Нас было немало — человек десять ребят и семь-восемь девушек. Шествие замыкал осел Черного Саака, нагруженный съестными припасами, паласами, посудой. Когда я уставал, меня сажали на осла, но при этом требовали, чтобы я пел. Стало быть, мое ночное пение являлось платой за верховую езду.

До Амберда мы добрались уже в сумерках. Церковь и крепость походили на неких мифических великанов, нарисованных иссиня-черной краской на фоне темно-серого неба. А когда над головой зажглись все звезды, я подумал, что мы не иначе как в волшебной сказке.
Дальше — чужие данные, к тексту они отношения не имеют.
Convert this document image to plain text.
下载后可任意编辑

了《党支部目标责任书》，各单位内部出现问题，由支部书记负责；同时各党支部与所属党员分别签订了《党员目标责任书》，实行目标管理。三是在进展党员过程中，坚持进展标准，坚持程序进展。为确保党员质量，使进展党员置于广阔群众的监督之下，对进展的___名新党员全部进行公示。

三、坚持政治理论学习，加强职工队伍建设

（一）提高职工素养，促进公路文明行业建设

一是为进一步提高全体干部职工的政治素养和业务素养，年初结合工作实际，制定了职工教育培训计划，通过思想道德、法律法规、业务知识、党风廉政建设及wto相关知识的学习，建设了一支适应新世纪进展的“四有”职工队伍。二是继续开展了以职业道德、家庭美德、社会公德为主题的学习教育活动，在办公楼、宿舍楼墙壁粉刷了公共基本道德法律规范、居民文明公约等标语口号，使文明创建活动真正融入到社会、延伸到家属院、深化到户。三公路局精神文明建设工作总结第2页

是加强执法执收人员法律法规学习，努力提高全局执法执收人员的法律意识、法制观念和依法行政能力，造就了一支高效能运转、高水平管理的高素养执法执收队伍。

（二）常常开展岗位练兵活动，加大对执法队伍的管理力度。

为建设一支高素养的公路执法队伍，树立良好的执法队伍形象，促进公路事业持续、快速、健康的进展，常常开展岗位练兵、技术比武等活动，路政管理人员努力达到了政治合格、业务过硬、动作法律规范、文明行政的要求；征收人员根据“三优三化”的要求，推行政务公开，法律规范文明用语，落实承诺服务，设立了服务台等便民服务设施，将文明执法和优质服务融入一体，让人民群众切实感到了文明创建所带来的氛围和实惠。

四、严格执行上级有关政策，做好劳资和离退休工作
Девушки разостлали паласы, ребята принялись собирать хворост для костра, а я сидел и задумчиво смотрел на небо. И размышлял: куда деваются звезды днем, сколько войн перевидала луна? Вот было бы здорово, если бы павшие в Амберде армянские воины восстали из праха и явились к нашему костру… «Варданик, — я едва расслышал свое имя, это Марьямик меня окликнула. — Варданик джан, возьми свечу и иди за мной. Я упала в ручей, до нитки промокла». Марьямик и впрямь была вся мокрая и дрожала от холода. «Пойдем», — говорю…
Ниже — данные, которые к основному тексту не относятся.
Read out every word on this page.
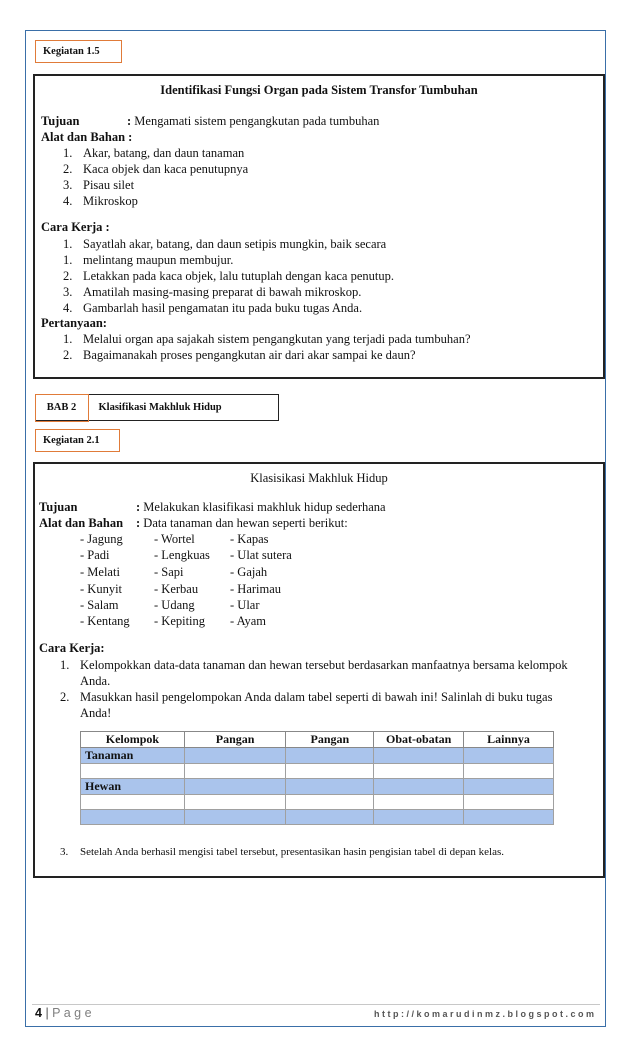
Kegiatan 1.5
Identifikasi Fungsi Organ pada Sistem Transfor Tumbuhan
Tujuan	: Mengamati sistem pengangkutan pada tumbuhan
Alat dan Bahan :
1. Akar, batang, dan daun tanaman
2. Kaca objek dan kaca penutupnya
3. Pisau silet
4. Mikroskop
Cara Kerja :
1. Sayatlah akar, batang, dan daun setipis mungkin, baik secara
1. melintang maupun membujur.
2. Letakkan pada kaca objek, lalu tutuplah dengan kaca penutup.
3. Amatilah masing-masing preparat di bawah mikroskop.
4. Gambarlah hasil pengamatan itu pada buku tugas Anda.
Pertanyaan:
1. Melalui organ apa sajakah sistem pengangkutan yang terjadi pada tumbuhan?
2. Bagaimanakah proses pengangkutan air dari akar sampai ke daun?
BAB 2	Klasifikasi Makhluk Hidup
Kegiatan 2.1
Klasisikasi Makhluk Hidup
Tujuan	: Melakukan klasifikasi makhluk hidup sederhana
Alat dan Bahan : Data tanaman dan hewan seperti berikut:
- Jagung	- Wortel	- Kapas
- Padi	- Lengkuas - Ulat sutera
- Melati	- Sapi	- Gajah
- Kunyit	- Kerbau	- Harimau
- Salam	- Udang	- Ular
- Kentang - Kepiting - Ayam
Cara Kerja:
1. Kelompokkan data-data tanaman dan hewan tersebut berdasarkan manfaatnya bersama kelompok
Anda.
2. Masukkan hasil pengelompokan Anda dalam tabel seperti di bawah ini! Salinlah di buku tugas
Anda!
Kelompok	Pangan	Pangan	Obat-obatan	Lainnya
Tanaman				

Hewan				

3. Setelah Anda berhasil mengisi tabel tersebut, presentasikan hasin pengisian tabel di depan kelas.
4 | P a g e	h t t p : / / k o m a r u d i n m z . b l o g s p o t . c o m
В церковном дворе было темно. Стена рухнула, обнажив узкие кельи. «Я зайду сюда, — сказала Марьямик. — А ты прилепи свечу к стене и уходи». «Я за стеной постою, — говорю, — посвищу. А хочешь, петь буду? Что тебе спеть?..» «Спой «Под твоим окном стою», — едва справляясь с ознобом, Пролепетала Марьямик. — Только тихонько, чтоб никто не слышал…» Я втиснул свечу в расщелину между камнями, а сам ушел за стену. Стена была порядком разрушена, и я просунул руку в большущую дыру: «Я тут, не бойся!» Марьямик слабо улыбнулась в подрагивающем пламени свечи: «Ты пой, Варданик, не смотри». Я уселся на траву и нежно — так нежно, наверно, только звезды шепчут — запел. Послышались шаги. Появился Грайр. «Ты что тут делаешь?» — «Марьямик там переодевается, а я сторожу». Грайр приблизился к стене, а я поднялся и закрыл собою щель. Ради Грайра я не раз пел под Марьямикиными окнами. А после пения она мне обычно говорила: «Молодчина, Варданик джан. А теперь иди домой». А Грайра вроде бы в упор не видела…

вернуться

58

Яр — милая.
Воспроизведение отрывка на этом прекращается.